On the merchandise side, the $25 World Series-branded face mask is the hot retail item. Demand is so high that Sportservice can’t keep them in stock at the Grand Slam Gift Shop, the ballpark’s 12,000-square-foot team store.
“I have not seen that item stay on the shelf for five minutes every time we put them out,” he said. “We keep ordering more of them.”
Sportservice extended its World Series apparel lines to generic T-shirts printed with “Arlington, Texas World Series,” without the marks of the Los Angeles Dodgers and Tampa Bay Rays, the two teams competing.

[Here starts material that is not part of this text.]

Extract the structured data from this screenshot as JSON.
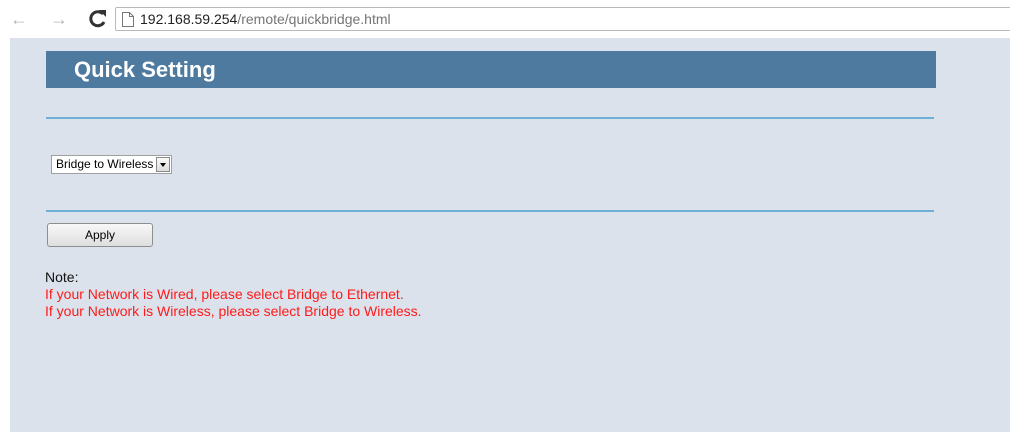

“There’s a sense of pride from the city and the state that they’re hosting the World Series,” Rapp said. “We’ve seen quite a few people that live in Arlington that may not be necessarily rooting for (either team) but just want to be part of the experience of the World Series and are buying those shirts that don’t have the team logos.”
Team store traffic is restricted to 20% of capacity, the same as the ballpark itself, and can fit roughly 150 people at one time, he said. The Grand Slam Gift Shop has been open to the public since mid-June.
For Sportservice, the MLB playoffs provided an opportunity to get back to some sense of normalcy during a tough year for the industry. The pandemic has forced Delaware North and other concessionaires to collectively lay off thousands of employees and furlough other workers.
In Arlington, the company has 500 people working the World Series, “which is great for the city,” Rapp said. Support came from University of Houston sports venues and Austin-Bergstrom International Airport, as well as Busch Stadium in St. Louis and Truist Park in Atlanta. All four are Delaware North accounts.
Editor’s Note: This story has been updated since it was first posted.